Torsten Hennig, der als Sohn einer christlichen Mutter, die
als Diplomsozialarbeiterin arbeitete, und eines Diplomingenieurs mit seinem Bruder in
Stralsund aufwuchs, schilderte anhand von Bildern, Originaldokumenten und
lebhaften Erzählungen die Schwierigkeiten und Konflikte im Leben eines Kindes
und Jugendlichen in der DDR. Immer wieder stellte er dabei die Konflikte, die
Widersprüche dar. Ein prägendes Ereignis für Torsten Hennig war, als er einen
Schüler, der eine Urkunde als Toilettenpapier bezeichnet hatte, verpetzte, eine
Tat, für die er sich bis heute schäme. Als er dies stolz seinem Vater erzählte, bekam er eine Ohrfeige, die gesessen hatte. Vom Pionierleiter gelobt, vom Vater gerügt,
wurde ihm schon im Grundschulalter klar, dass Zuhause und Öffentlichkeit strikt
getrennt werden mussten. Was daheim an Normen und Werten galt, konnte in der Öffentlichkeit
falsch sein und umgekehrt. Wie für so viele andere auch war Torsten Hennigs
Leben quasi vorbestimmt. Er sollte studieren, aber nur wer staatskonform war
und der sozialistischen Ideologie entsprach, war dazu berechtigt. Jungpioniere,
Thälmannpioniere, FDJ - diese Laufbahn
war im Sozialismus ganz selbstverständlich. „Man dachte gar nicht darüber
nach“, meinte Torsten Hennig. In den Jugendorganisationen selber fühlte sich T.
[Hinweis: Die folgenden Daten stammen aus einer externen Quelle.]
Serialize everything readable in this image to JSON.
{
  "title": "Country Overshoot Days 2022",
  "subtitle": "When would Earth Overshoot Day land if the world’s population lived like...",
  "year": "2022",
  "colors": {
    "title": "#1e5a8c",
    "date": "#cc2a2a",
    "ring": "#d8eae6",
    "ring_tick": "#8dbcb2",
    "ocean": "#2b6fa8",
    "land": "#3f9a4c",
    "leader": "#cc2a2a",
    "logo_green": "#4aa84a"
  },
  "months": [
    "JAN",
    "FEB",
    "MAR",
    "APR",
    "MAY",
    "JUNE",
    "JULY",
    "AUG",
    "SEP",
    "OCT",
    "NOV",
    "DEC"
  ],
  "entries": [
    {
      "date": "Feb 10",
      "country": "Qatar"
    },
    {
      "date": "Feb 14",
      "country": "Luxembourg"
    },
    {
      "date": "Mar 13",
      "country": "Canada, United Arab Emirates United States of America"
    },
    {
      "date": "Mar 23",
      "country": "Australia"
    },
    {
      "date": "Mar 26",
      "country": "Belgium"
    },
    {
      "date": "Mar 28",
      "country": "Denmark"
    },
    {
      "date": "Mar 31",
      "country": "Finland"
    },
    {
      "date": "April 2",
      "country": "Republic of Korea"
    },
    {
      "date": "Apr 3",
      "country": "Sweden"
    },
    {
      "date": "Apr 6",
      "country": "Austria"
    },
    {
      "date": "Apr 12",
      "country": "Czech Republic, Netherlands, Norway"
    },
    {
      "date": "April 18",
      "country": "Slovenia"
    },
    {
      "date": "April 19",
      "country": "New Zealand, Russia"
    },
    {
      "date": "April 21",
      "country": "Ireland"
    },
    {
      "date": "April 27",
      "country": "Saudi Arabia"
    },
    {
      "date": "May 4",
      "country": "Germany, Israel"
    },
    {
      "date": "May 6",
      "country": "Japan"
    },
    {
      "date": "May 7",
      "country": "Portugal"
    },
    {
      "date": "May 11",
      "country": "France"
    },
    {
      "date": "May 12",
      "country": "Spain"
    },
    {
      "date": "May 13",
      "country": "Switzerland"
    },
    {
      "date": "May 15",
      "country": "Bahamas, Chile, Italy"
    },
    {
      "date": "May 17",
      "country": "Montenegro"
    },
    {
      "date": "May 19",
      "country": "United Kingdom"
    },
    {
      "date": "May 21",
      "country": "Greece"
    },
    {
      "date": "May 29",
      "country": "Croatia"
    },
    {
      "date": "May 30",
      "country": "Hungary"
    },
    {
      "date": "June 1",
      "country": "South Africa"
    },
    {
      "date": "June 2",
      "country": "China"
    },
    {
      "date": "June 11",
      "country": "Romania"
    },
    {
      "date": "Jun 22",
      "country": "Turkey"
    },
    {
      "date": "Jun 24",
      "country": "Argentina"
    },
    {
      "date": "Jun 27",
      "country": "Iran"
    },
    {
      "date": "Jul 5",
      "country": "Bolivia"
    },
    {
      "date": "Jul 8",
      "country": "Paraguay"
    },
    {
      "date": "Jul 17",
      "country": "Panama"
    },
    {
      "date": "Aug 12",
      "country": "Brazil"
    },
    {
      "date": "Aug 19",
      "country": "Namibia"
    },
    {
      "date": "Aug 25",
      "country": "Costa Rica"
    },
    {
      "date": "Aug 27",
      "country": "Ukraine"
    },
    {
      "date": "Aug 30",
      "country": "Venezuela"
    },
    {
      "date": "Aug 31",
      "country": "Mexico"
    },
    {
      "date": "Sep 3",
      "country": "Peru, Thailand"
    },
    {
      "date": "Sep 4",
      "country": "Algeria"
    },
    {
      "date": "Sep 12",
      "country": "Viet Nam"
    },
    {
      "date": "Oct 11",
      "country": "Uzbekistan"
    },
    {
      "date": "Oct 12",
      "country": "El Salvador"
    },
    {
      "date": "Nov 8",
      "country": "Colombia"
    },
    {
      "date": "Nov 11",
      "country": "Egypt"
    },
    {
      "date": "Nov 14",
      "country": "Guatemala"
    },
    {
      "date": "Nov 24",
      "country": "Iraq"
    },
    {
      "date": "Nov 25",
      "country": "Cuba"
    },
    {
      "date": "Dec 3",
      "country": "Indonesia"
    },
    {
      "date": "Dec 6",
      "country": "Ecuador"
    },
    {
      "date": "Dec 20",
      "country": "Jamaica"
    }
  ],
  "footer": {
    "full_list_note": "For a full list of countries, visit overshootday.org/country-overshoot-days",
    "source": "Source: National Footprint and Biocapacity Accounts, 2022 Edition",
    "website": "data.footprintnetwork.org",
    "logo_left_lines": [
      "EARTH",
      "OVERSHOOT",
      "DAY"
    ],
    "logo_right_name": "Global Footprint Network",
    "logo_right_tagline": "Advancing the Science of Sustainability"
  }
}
Hennig wohl, man machte gemeinsame Ausflüge, zeltete im Wald, sang
Kampflieder, organisierte Tanzveranstaltungen und feierte gemeinsam, ließ es auch mal so richtig krachen. Doch, wie er erst später erkannte, alles war ideologisiert und
politisiert, und letztendlich dienten diese Jugendorganisationen hauptsächlich
zur Vorbereitung der Kinder und Jugendlichen auf das spätere Leben im
Sozialismus. Die Lieder lobten die Partei und den Sozialismus und schon im
Kindergartenalter war für die Jungen klar, dass sie zur Armee gehen würden,
gefallene NVA-Soldaten wurden wie Helden verehrt. Das sozialistische System
duldete keine Andersdenkenden oder Individualität. Dass der Sozialismus siegen
würde, daran bestand für Torsten Hennig im Kindesalter kein Zweifel. Ein
weiterer Konflikt kam für ihn mit der Jugendweihe. Religion war in der DDR
verpönt. Nicht verboten, aber verpönt. Statt Gott wurden die Partei und die
sozialistische Gemeinschaft als höchste Instanz angesehen, und so wurde in der
8. Klasse statt der Konfirmation die Jugendweihe gefeiert. Sie bezeichnete den
Übergang vom Kind zum Erwachsenen und war ein großes Fest. Hennig als
Protestant feierte beide Feste. Für ihn als Kind war das natürlich toll,
zweimal Geschenke zu bekommen, einmal von den West- und einmal von den
Ostverwandten. Doch auch der Konflikt zwischen Religion und Kommunismus
beschäftigte ihn. Als gläubiger Mensch sah er sich ständig konfrontiert mit dem
Widerspruch, gläubig und staatskonform zu sein. Zu unterscheiden zwischen
Öffentlichkeit und Privatem. Denn, und das lernte er früh, nur wer sich in die
Gemeinschaft einordnete, hatte Erfolg. Andersdenkende oder Individualisten
waren in der DDR nicht erwünscht. Er selbst bezeichnete sich als „zwischen Baum
und Borke“ stehend. Im September 1979 begann T.H. ein Studium an der E.-M.-A-Universität Greifswald als Diplomlehrer. 1980 schließlich, zur Zeit der Stationierung von
Atomraketen in der ehemaligen BRD und der DDR, wurde ihm bewusst, dass Deutschland nur als
Pufferzone diente für den West- bzw. Ostblock. Als Zeichen des Widerstands trug
er einen runden Aufnäher auf dem die Worte Standen: Schwerter zu Pflugscharen, ein friedlicher Protest gegen die Aufrüstung beider Seiten.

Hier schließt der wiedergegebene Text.